Flynn, Middletown Twp. - The select party at Jerry Lane's, Thursday evening last, was a glittering success. The evening was spent in games and song--finished with a two-step, after which refreshments were served.
Uniondale - We are very glad to hear that two of our townsmen, George Esmay and Arthur Foster are getting along nicely. They were hurt in an Erie train wreck at the upper end of Carbondale yard. They failed to give the Flyer the right of way and ran into another engine. They had better change the name of the "Old Reliable" Erie to "Liable to get wrecked." They have been very unfortunate in having several wrecks lately on the Jefferson branch.
Montrose - Rev. J. W. H. Johnson, of Norwich NY, preached in the A.M.E. Zion church, Sunday. Rev. Johnson is now in charge of three churches, located in Norwich, Deposit and Montrose, making this church a call once a month. He is recovering from quite a severe illness.

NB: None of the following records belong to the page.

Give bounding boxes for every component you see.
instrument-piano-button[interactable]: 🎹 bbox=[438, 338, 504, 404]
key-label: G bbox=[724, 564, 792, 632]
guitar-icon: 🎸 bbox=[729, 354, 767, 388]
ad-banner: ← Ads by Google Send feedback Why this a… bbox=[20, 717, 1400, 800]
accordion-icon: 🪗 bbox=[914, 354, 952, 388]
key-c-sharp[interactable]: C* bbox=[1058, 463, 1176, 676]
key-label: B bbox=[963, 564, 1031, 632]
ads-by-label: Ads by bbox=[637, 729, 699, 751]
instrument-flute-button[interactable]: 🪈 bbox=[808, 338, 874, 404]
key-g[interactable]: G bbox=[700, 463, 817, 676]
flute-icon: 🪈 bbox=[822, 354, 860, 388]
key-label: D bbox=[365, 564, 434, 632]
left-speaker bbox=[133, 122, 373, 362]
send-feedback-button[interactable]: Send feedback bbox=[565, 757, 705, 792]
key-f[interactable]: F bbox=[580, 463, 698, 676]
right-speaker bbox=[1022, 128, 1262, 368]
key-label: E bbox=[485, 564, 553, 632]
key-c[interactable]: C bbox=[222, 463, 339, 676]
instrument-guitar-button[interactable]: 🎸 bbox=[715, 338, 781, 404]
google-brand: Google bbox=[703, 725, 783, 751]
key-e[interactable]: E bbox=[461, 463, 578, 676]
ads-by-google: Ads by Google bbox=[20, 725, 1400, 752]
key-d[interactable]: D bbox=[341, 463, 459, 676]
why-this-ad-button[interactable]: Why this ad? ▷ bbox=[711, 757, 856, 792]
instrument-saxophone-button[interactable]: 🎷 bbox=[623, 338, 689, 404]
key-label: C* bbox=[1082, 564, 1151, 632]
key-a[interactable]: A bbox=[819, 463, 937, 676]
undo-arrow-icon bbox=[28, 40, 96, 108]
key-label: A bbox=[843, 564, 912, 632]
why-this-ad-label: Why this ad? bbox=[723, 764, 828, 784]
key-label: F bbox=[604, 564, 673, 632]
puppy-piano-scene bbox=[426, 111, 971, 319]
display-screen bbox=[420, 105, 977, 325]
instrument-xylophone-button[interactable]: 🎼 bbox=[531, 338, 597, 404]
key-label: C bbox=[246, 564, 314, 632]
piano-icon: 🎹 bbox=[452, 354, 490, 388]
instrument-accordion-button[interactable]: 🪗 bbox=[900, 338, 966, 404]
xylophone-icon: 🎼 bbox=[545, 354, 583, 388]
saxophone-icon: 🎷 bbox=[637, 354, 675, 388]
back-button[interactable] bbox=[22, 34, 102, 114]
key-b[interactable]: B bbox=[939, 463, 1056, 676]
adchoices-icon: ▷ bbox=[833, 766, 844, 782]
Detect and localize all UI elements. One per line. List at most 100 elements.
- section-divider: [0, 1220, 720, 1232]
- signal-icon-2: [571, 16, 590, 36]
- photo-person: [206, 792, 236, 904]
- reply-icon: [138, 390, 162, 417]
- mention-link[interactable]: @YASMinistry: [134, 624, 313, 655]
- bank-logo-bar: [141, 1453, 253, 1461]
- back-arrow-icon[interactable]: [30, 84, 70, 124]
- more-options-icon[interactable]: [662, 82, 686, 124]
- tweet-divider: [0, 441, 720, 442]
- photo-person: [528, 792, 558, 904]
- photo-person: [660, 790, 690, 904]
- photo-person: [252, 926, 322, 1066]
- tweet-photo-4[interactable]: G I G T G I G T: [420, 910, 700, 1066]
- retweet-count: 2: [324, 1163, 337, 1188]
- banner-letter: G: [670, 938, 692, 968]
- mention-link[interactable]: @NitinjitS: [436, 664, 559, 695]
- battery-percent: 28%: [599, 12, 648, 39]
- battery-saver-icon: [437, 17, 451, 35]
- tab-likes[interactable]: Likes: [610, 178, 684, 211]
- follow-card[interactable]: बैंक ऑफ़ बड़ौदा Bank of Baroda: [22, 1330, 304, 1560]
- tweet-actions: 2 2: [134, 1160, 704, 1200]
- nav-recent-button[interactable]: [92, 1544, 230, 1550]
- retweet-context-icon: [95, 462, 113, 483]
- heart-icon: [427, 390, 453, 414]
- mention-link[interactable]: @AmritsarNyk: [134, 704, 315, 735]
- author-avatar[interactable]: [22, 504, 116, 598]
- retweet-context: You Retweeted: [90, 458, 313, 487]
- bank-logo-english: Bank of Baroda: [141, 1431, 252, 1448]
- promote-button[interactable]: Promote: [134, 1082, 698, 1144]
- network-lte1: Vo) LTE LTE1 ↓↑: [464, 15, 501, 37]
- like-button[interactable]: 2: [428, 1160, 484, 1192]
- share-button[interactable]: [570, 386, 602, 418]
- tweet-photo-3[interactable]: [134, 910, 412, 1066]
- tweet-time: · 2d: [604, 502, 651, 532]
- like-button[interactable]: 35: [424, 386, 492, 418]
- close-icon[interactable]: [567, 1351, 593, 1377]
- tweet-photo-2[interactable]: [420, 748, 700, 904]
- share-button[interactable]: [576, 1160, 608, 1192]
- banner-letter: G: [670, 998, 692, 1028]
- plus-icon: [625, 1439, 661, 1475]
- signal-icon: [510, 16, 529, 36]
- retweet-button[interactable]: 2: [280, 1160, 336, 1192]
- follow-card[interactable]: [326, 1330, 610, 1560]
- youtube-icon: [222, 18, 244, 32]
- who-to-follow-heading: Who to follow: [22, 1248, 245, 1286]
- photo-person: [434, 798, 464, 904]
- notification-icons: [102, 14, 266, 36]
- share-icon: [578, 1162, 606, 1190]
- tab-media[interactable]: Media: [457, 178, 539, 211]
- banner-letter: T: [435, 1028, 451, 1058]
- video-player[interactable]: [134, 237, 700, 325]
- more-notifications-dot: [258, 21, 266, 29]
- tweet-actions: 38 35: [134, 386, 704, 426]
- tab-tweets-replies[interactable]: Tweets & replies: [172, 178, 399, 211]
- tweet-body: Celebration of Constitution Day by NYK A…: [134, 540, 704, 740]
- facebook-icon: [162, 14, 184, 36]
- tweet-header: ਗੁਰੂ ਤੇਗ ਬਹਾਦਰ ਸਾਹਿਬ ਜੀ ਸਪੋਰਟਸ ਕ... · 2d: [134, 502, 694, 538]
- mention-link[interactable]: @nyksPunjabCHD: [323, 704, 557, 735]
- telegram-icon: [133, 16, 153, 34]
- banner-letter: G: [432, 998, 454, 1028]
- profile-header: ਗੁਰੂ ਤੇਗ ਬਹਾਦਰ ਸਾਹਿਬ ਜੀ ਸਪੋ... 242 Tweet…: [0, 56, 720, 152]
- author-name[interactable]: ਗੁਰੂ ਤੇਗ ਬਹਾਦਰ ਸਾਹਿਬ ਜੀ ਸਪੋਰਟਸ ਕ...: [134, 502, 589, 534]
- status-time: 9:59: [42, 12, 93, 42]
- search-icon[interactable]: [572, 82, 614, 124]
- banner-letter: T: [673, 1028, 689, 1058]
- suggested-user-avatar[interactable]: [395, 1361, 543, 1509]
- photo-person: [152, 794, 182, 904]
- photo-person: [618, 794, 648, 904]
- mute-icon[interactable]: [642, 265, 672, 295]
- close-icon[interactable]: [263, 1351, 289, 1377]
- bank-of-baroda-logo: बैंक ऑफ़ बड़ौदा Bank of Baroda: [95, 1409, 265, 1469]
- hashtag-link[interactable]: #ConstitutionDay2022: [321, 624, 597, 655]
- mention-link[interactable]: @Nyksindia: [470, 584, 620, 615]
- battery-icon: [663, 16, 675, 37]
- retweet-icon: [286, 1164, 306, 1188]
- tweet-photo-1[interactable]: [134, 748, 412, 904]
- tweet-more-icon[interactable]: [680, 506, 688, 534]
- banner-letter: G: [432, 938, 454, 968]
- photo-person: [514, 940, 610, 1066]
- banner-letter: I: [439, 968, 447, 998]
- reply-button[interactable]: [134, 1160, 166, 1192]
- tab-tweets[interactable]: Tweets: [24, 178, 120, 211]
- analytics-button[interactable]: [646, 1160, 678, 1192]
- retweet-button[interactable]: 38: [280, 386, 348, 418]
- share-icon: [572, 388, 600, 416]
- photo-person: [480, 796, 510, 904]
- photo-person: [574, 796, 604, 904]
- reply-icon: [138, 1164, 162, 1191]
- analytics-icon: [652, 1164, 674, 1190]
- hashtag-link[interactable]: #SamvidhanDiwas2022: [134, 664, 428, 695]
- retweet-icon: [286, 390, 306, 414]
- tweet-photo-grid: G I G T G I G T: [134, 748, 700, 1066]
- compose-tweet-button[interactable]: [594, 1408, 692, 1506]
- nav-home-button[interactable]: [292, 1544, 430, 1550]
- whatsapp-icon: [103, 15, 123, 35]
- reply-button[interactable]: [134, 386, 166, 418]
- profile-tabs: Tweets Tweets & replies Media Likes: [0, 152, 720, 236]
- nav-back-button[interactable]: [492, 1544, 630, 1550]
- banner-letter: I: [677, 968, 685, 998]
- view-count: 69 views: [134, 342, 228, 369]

Forest City - "It's Mr. Dooley" - He's arranging to toot weather signals in Honesdale. We note by the papers that Mr. Dooley, who floated about Forest City recently, getting up a weather signal card, is now in Honesdale. The papers say the whistles will toot the signals for the coming 24 hours each evening. Perhaps we'll hear them.
News Briefs: Many automobiles toot their horns as though it were a notice to the farmers to get off the earth. They have got some new tooters now with two, three and four notes and they call them Gabriel's trumpets. They are self blowing and are calculated to throw a scare into a horse that will make a war charger of a plow plug on short notice. One of these whistling calliopes with four notes seems liable to cause any old saw-horse to get action and ginger and fly the road. AND Nineteen deaths from football have occurred in this country during the season just closed.